If you want to write your own data output to the same tensorboard event that guild manage, you can do so by specifying the logdir to be the .guild folder in a run sub-directory. You can do that by:
self.writer = SummaryWriter('./.guild/')
You can also understand more about guild run file hierarchy by browsing the run sub-directory, try guild ls and explore the it. Note that under the run sub-directory, there’s a hidden directory .guild that hold the source code, the tensorboard event and the environmental variables…etc.
Just to add a bit to the excellent info @teracamo provides…
TensorBoard doesn’t really know about “runs” in the Scalars plugin. It enumerates unique directories that contain TF event files under it’s log directory. It calls them runs in the UI, but it has not idea what a run is. In fact, it’s quite common to log events under separate subdirectories for a run to help organize the layout in TB. E.g. you’ll see “train” and “validate” or “eval” subdirs used to separate scalars.
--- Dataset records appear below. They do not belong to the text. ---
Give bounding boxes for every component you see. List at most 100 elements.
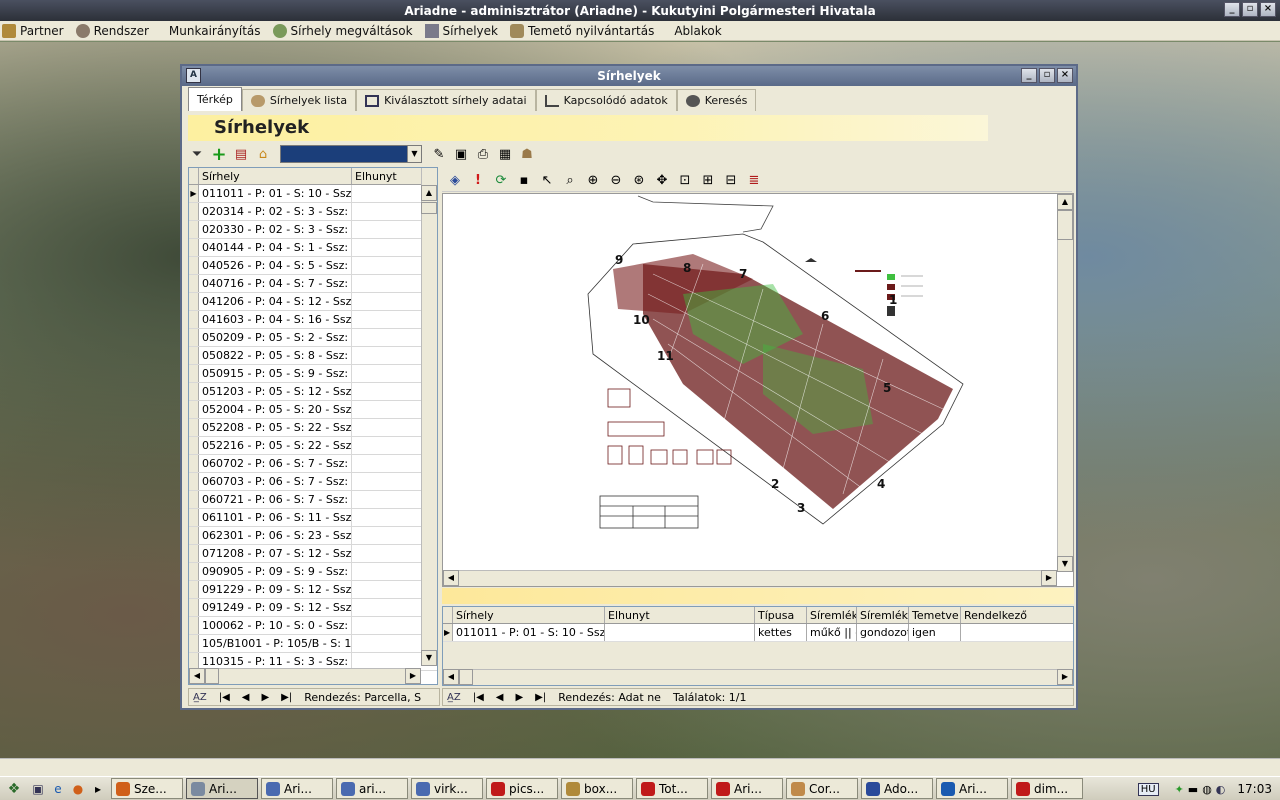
table-row[interactable]: 052216 - P: 05 - S: 22 - Ssz: 1 [189, 437, 437, 455]
column-sirhely[interactable]: Sírhely [453, 607, 605, 623]
scroll-up-icon[interactable]: ▲ [421, 185, 437, 201]
language-indicator[interactable]: HU [1137, 782, 1159, 796]
filter-icon[interactable]: ⏷ [188, 145, 206, 163]
table-row[interactable]: 061101 - P: 06 - S: 11 - Ssz: 1 [189, 509, 437, 527]
taskbar-button[interactable]: Sze... [111, 778, 183, 799]
map-scroll-left-icon[interactable]: ◀ [443, 570, 459, 586]
map-scroll-right-icon[interactable]: ▶ [1041, 570, 1057, 586]
zoom-out-icon[interactable]: ⊖ [607, 172, 625, 190]
document-icon[interactable]: ▦ [496, 145, 514, 163]
pan-icon[interactable]: ✥ [653, 172, 671, 190]
network-icon[interactable]: ✦ [1175, 783, 1184, 796]
map-canvas[interactable]: 9 8 7 10 6 11 5 2 4 3 1 ▲ ▼ ◀ ▶ [442, 193, 1074, 587]
prev-record-icon[interactable]: ◀ [242, 692, 250, 703]
column-elhunyt[interactable]: Elhunyt [605, 607, 755, 623]
table-row[interactable]: 060702 - P: 06 - S: 7 - Ssz: 2 [189, 455, 437, 473]
scroll-right-icon[interactable]: ▶ [405, 668, 421, 684]
table-row[interactable]: 100062 - P: 10 - S: 0 - Ssz: 62 [189, 617, 437, 635]
table-row[interactable]: 091229 - P: 09 - S: 12 - Ssz: 2 [189, 581, 437, 599]
quicklaunch-expand-icon[interactable]: ▸ [88, 779, 108, 799]
table-row[interactable]: 050822 - P: 05 - S: 8 - Ssz: 22 [189, 347, 437, 365]
taskbar-button[interactable]: dim... [1011, 778, 1083, 799]
hscroll-thumb[interactable] [205, 668, 219, 684]
column-siremlek[interactable]: Síremlék [807, 607, 857, 623]
table-row[interactable]: 050209 - P: 05 - S: 2 - Ssz: 9 [189, 329, 437, 347]
copy-icon[interactable]: ▤ [232, 145, 250, 163]
first-record-icon[interactable]: |◀ [473, 692, 484, 703]
menu-partner[interactable]: Partner [2, 23, 74, 38]
table-row[interactable]: 105/B1001 - P: 105/B - S: 10 [189, 635, 437, 653]
print-icon[interactable]: ⎙ [474, 145, 492, 163]
taskbar-button[interactable]: Cor... [786, 778, 858, 799]
table-row[interactable]: 090905 - P: 09 - S: 9 - Ssz: 5 [189, 563, 437, 581]
table-row[interactable]: 040144 - P: 04 - S: 1 - Ssz: 44 [189, 239, 437, 257]
home-icon[interactable]: ⌂ [254, 145, 272, 163]
table-row[interactable]: 040526 - P: 04 - S: 5 - Ssz: 26 [189, 257, 437, 275]
column-tipusa[interactable]: Típusa [755, 607, 807, 623]
taskbar-button[interactable]: virk... [411, 778, 483, 799]
table-row[interactable]: 091249 - P: 09 - S: 12 - Ssz: 4 [189, 599, 437, 617]
menu-sirhelyek[interactable]: Sírhelyek [424, 23, 508, 38]
view-select[interactable]: ▼ [280, 145, 422, 163]
quicklaunch-desktop-icon[interactable]: ▣ [28, 779, 48, 799]
person-icon[interactable]: ☗ [518, 145, 536, 163]
table-row[interactable]: ▶ 011011 - P: 01 - S: 10 - Ssz: 1 kettes… [443, 624, 1073, 642]
save-icon[interactable]: ▪ [515, 172, 533, 190]
map-scroll-thumb[interactable] [1057, 210, 1073, 240]
scroll-left-icon[interactable]: ◀ [189, 668, 205, 684]
start-button[interactable]: ❖ [0, 778, 28, 800]
sel-hscroll-thumb[interactable] [459, 669, 473, 685]
zoom-in-icon[interactable]: ⊕ [584, 172, 602, 190]
child-minimize-button[interactable]: _ [1021, 68, 1037, 83]
shield-icon[interactable]: ◐ [1216, 783, 1226, 796]
menu-ablakok[interactable]: Ablakok [666, 24, 731, 38]
sel-scroll-left-icon[interactable]: ◀ [443, 669, 459, 685]
next-record-icon[interactable]: ▶ [261, 692, 269, 703]
sort-az-icon[interactable]: A̲Z [447, 692, 461, 703]
sel-scroll-right-icon[interactable]: ▶ [1057, 669, 1073, 685]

The reason you’re seeing two separate “runs” there is that there are TF event files landing in separate subdirectories. That’s confusing. It’d be better if TB used a term other than “runs”. Alas, that’s the way they present the info.
The somewhat odd appearance of <run dir>/.guild in this list is because Guild writes its TF event logs in a subdirectory .guild. This is to avoid possible collisions with any files that your script runs. As @teracamo says, it’s sometimes helpful to poke around this directory to see what Guild saves with your run. You don’t need to worry too much about it, but it’s there in plain view if you ever need to understand something in more detail.
Okay, to the problem at hand! As I see it there are three options to address the point of confusion:
Don’t worry about it. It’s okay to have multiple subdirs in TB associated with a run. Look at the two runs and in your head say, “one run, one run” until the problem resolves itself
If you’re already logging scalars, you don’t really need Guild’s output scalar support. You can disable it for a single operation this way:
- operation-defaults:
output-scalars: no
operations:
op: ...
This eliminates the .guild entry in the runs list in TB. That’s simple enough but you’ll be responsible for logging scalars. Since you’re doing that already, I think this is a pretty good option.
Write your summaries to <run dir>/.guild. This will consolidate the summaries you write with the summaries that Guild writes. I personally don’t like this option and would discourage it. I think your TF event files should land wherever you want them — root of the run dir or a subdirectory. That’s a pretty standard convention in TensorFlow land and writing to .guild is a bit unconventional.
I was hoping for an output-scalars attribute that let you write to a different directory but 0.7.0 doesn’t support this. I think that’d be a good option 4. Something like this:
- op:
output-scalars:
summary-path: . # This is hypothetical - Guild 0.7.0 does not support this
Long winded responses but hopefully it gives you some useful background.